Pour arri­ver à créer ce cli­mat plus serein, nous avions pré­ci­sé­ment deman­dé des gestes à Rome, dont le retrait du décret de l’ex­com­mu­ni­ca­tion. Espérons main­te­nant que ce tra­vail apporte à toute l’Eglise une plus grande clar­té doc­tri­nale. Il y a en effet trop d’am­bi­guï­tés dans le concile Vatican II.

Vous êtes tout de même conscient qu’on vous deman­de­ra d’ac­cep­ter Vatican II.

C’est ce qui vient d’être rap­pe­lé for­te­ment dans la note de la Secrétairerie d’Etat du 4 février 2009. Mais le Saint-​Siège ne peut pas don­ner aujourd’­hui au concile plus d’au­to­ri­té que ce der­nier n’a vou­lu s’en don­ner lui-même.
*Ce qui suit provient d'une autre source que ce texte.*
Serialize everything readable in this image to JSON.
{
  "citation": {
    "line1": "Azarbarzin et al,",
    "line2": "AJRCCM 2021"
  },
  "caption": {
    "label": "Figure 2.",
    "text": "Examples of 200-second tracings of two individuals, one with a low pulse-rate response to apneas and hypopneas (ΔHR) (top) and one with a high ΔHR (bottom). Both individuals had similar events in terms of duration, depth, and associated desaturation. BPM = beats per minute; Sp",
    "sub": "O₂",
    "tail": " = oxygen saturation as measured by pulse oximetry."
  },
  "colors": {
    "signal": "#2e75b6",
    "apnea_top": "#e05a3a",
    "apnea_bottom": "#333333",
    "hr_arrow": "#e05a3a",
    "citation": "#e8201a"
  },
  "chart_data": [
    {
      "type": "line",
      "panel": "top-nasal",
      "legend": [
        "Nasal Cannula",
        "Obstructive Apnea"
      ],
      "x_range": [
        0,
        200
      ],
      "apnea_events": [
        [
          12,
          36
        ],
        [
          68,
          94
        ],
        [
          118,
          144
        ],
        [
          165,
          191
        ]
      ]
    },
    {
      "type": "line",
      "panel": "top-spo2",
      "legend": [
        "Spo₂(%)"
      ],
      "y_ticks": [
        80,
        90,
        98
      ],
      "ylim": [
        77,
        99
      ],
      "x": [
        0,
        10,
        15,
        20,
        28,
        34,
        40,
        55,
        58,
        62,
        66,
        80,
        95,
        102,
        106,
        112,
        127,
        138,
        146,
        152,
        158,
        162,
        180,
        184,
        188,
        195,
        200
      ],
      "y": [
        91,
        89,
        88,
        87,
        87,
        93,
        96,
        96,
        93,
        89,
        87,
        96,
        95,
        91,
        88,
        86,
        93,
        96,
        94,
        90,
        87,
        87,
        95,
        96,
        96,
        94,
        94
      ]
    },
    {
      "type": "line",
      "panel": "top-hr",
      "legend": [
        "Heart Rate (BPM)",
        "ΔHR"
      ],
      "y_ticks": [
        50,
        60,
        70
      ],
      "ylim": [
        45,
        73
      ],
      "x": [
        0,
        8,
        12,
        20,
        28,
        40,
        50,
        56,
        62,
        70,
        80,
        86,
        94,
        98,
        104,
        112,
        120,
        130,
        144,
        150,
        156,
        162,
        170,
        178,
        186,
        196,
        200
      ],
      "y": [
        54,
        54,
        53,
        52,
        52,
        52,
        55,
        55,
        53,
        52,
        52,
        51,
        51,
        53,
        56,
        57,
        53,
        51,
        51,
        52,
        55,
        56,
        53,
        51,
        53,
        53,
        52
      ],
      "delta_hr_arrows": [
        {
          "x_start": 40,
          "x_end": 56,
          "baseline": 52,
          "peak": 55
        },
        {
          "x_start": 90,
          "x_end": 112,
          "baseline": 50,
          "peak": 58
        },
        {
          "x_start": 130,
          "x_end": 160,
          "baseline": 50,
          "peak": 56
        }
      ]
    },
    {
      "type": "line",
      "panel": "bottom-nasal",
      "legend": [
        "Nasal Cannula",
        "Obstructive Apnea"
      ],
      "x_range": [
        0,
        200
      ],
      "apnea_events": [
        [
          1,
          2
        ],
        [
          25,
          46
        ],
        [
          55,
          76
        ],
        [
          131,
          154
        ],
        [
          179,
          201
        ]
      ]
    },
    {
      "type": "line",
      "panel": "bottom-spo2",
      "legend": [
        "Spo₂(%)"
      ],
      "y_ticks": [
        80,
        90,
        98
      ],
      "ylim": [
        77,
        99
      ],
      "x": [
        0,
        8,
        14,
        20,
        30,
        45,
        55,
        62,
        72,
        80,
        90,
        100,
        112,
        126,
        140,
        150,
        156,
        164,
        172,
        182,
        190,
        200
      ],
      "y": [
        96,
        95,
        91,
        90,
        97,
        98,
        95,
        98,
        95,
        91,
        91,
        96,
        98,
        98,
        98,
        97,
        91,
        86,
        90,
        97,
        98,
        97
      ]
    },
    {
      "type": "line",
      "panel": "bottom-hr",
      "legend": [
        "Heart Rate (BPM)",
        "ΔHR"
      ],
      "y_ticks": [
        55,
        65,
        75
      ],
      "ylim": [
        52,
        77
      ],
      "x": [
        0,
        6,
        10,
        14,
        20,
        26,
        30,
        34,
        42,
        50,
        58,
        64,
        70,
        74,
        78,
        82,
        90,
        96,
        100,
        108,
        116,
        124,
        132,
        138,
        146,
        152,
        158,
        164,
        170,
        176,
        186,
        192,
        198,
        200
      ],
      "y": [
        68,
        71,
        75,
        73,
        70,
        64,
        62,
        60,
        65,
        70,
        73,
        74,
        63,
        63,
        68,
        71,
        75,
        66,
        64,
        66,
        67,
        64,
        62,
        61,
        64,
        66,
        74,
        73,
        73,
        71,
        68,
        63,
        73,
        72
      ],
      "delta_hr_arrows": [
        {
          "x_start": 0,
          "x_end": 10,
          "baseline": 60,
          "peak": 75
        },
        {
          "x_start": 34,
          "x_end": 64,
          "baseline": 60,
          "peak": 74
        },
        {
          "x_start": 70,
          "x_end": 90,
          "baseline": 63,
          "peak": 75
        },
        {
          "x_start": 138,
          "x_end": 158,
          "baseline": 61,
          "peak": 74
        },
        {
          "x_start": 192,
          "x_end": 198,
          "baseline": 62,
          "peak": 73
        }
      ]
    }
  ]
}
Or il n’a pas vou­lu enga­ger l’in­failli­bi­li­té, il en reste donc à un degré d’au­to­ri­té bien moindre. Il ne sera jamais un super-​dogme et il devra tou­jours être appré­cié selon le crible du Magistère constant de l’Eglise. Ni la foi ni l’Eglise ne com­mencent à Vatican II.

Et si vous allez en direc­tion de Rome, craignez-​vous une scis­sion à l’in­té­rieur de la Fraternité ?

Pas trop, mais tout est tou­jours pos­sible. Il y aurait un tel risque si l’on cher­chait avec Rome un accord seule­ment cano­nique et pas une solu­tion qui touche le fond du pro­blème, qui est la crise doc­tri­nale et morale dans l’Eglise. Mais cela n’est pas le cas.

Et enfin Mgr Williamson à qui vous avez deman­dé des décla­ra­tions dans un délai « rai­son­nable » sur la ques­tion de la Shoah ?

Il tra­vaille à la ques­tion et il pren­dra ses res­pon­sa­bi­li­tés. Mais il faut lui lais­ser du temps car il veut étu­dier sérieu­se­ment pour don­ner une réponse sin­cère et vraie.